2.2. La loi s'interprète en premier lieu selon sa lettre (interprétation littérale). Il n'y a lieu de déroger au sens littéral d'un texte clair par voie d'interprétation que lorsque des raisons objectives permettent de penser que ce texte ne restitue pas le sens véritable de la disposition en cause. Si le texte n'est pas absolument clair, si plusieurs interprétations de celui-ci sont possibles, il convient de rechercher quelle est la véritable portée de la norme, en la dégageant de tous les éléments à considérer, soit notamment des travaux préparatoires (interprétation historique), du but de la règle, de son esprit, ainsi que des valeurs sur lesquelles elle repose ou encore de sa relation avec d'autres dispositions légales (interprétation systématique). Le Tribunal fédéral ne privilégie aucune méthode d'interprétation, mais s'inspire d'un pluralisme pragmatique pour rechercher le sens véritable de la norme; en particulier, il ne se fonde sur la compréhension littérale du texte que s'il en découle sans ambiguïté une solution matériellement juste (ATF 149 IV 105 consid. 3.4; 147 V 35 consid. 7.1; 146 V 87 consid. 7.1). Si plusieurs interprétations sont possibles, il convient de choisir celle qui est conforme à la Constitution (ATF 149 I 2 consid. 3.2.1; 145 III 56 consid. 5.3.1; 144 III 54 consid. 4.1.3.1 et les arrêts cités; cf. aussi ATF 150 IV 48 consid. 3.2; 149 I 2 consid. 3.2.1; 145 II 270 consid. 4.1). L'interprétation conforme à la Constitution trouve ses limites lorsque le texte et le sens de la disposition légale sont absolument clairs, quand bien même ils seraient contraires à la Constitution (ATF 141 II 338 consid. 3.1 et les arrêts cités; arrêts 2C_339/2021 du 4 mai 2022 consid. 4.1; 2C_402/2020 du 10 décembre 2020 consid. 3.1).

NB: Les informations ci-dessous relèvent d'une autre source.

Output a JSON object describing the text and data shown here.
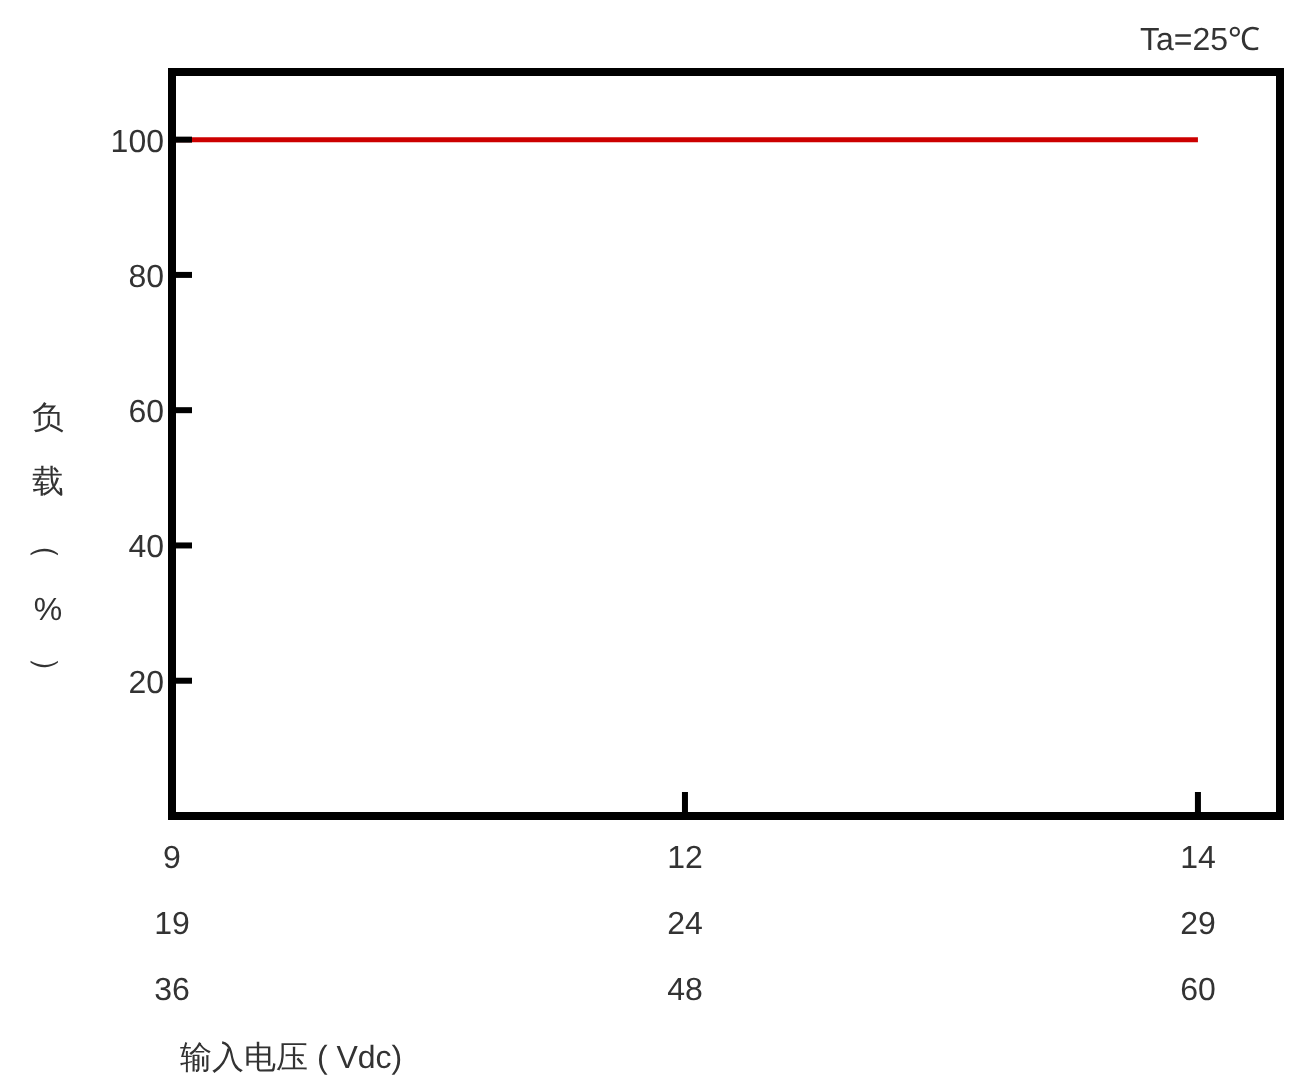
{
  "chart_data": {
    "type": "line",
    "xlabel": "输入电压 ( Vdc)",
    "ylabel": "负载（%）",
    "annotations": [
      "Ta=25℃"
    ],
    "categories": [
      "9\n19\n36",
      "12\n24\n48",
      "14\n29\n60"
    ],
    "series": [
      {
        "color": "#cc0000",
        "values": [
          100,
          100,
          100
        ]
      }
    ],
    "ylim": [
      0,
      110
    ],
    "yticks": [
      20,
      40,
      60,
      {
        "value": 80,
        "label": "80"
      },
      100
    ],
    "grid": false,
    "marker": "none",
    "line_style": "solid"
  }
}
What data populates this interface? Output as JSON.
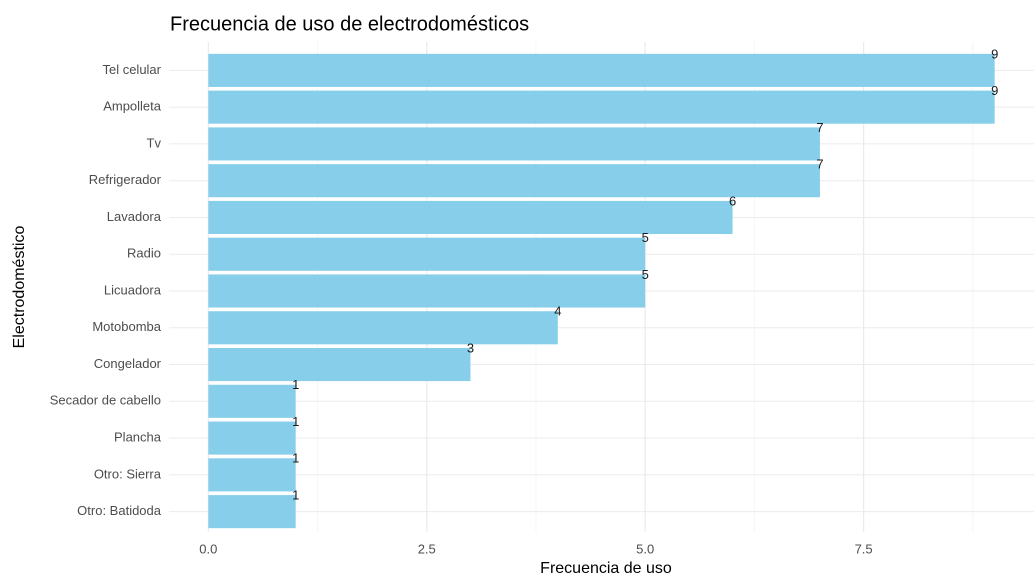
{
  "chart_data": {
    "type": "barh",
    "title": "Frecuencia de uso de electrodomésticos",
    "x_label": "Frecuencia de uso",
    "y_label": "Electrodoméstico",
    "categories": [
      "Tel celular",
      "Ampolleta",
      "Tv",
      "Refrigerador",
      "Lavadora",
      "Radio",
      "Licuadora",
      "Motobomba",
      "Congelador",
      "Secador de cabello",
      "Plancha",
      "Otro: Sierra",
      "Otro: Batidoda"
    ],
    "values": [
      9,
      9,
      7,
      7,
      6,
      5,
      5,
      4,
      3,
      1,
      1,
      1,
      1
    ],
    "color": "#87ceeb",
    "xlim": [
      -0.45,
      9.45
    ],
    "xticks": [
      {
        "value": 0,
        "label": "0.0"
      },
      2.5,
      {
        "value": 5,
        "label": "5.0"
      },
      7.5
    ],
    "x_minor_grid": [
      1.25,
      3.75,
      6.25,
      8.75
    ],
    "grid": true
  }
}
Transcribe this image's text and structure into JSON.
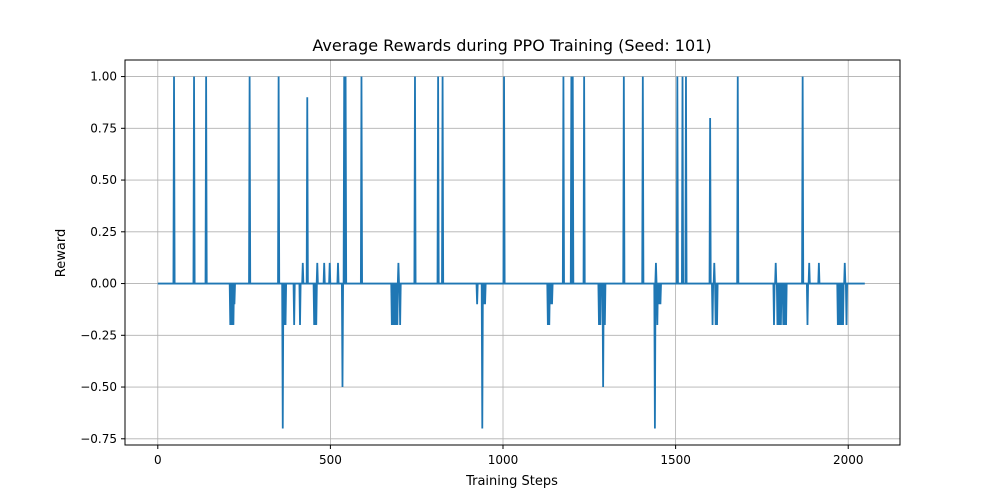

2.3. Le recourant reproche à la cour cantonale de ne pas avoir exclu l'application de l'art. 66a al. 1 let. h CP dans le cas d'espèce, opérant une interprétation conforme à la lettre de l'art. 121 al. 3 let. a Cst. (mentionnant le viol ou "tout autre délit sexuel grave"), compte tenu du fait que l'infraction à l'art. 197 al. 4 CP qui lui est imputée serait de très peu de gravité. Il soutient également qu'un parallélisme aurait dû être fait entre les cas de très peu de gravité de l'art. 67 al. 4
bis CP et le cas d'espèce.
2.3.1. Comme on vient de voir, l'art. 66a al. 1 CP a concrétisé le mandat donné au législateur de définir les faits constitutifs des infractions visées à l'art. 121 al. 3 Cst. (cf. art. 121 al. 4 Cst.). En présence d'une infraction figurant dans la liste de l'art. 66a al. 1 CP, une expulsion doit en principe être ordonnée de manière automatique et indépendamment de la gravité des faits retenus, du montant de la peine et du fait que celle-ci ait été prononcée avec ou sans sursis (cf.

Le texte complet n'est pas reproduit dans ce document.